Dubai, United Arab Emirates: Shock and awe has given way to a shocking media scandal of the week in Iraq.
The latest revelations of pay for play journalism, admitted now to some degree by the Pentagon, is that US government funds are going to pay off or otherwise subsidize journalists.
Blogger Tony Pierce notes that “this week the LA Times broke the story that the U.S. Military had hired several companies to carry out 'strategic communications' in foreign countries with heavy US Military presence, including a company once called Iraqex, but now called Lincoln Group. The Times discovered that it turned out that many of those communications involved paying Iraqi newspapers to run US propaganda, and yesterday the Pentagon admitted the Times was right, that the US was back in the propaganda biz.”
This Lincoln Group is just one part of the information warfare strategy that drives the Bush strategy in Iraq. Bullets and “bullet points,” in Paul Krugman’s phrase, have long been the twin towers of the Bush strategy to engineer perceptions and win support for the Iraq war and its political objectives.
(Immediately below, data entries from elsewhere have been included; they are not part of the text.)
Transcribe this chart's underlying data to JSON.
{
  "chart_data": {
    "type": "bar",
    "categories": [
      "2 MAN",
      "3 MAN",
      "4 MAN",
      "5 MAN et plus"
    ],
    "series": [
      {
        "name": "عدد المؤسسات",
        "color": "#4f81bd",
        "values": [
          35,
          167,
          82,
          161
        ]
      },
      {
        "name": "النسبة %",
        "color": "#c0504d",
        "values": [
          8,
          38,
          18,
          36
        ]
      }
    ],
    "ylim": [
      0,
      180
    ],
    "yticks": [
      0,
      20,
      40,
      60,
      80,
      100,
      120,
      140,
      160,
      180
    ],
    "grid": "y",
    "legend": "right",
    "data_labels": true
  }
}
Does anyone remember the ill-fated Office of Strategic Communications run by Iran Contra alumnus John Poindexter with its plan for planting stories favorable to US goals in the press overseas? When it was first announced, and exposed back in 2003, there was a media uproar followed by an announcement that the plan was being shelved and the office closed.
Except Secretary of Defense Rumsfeld made clear he was going to do it anyway - but under a different name. And he did.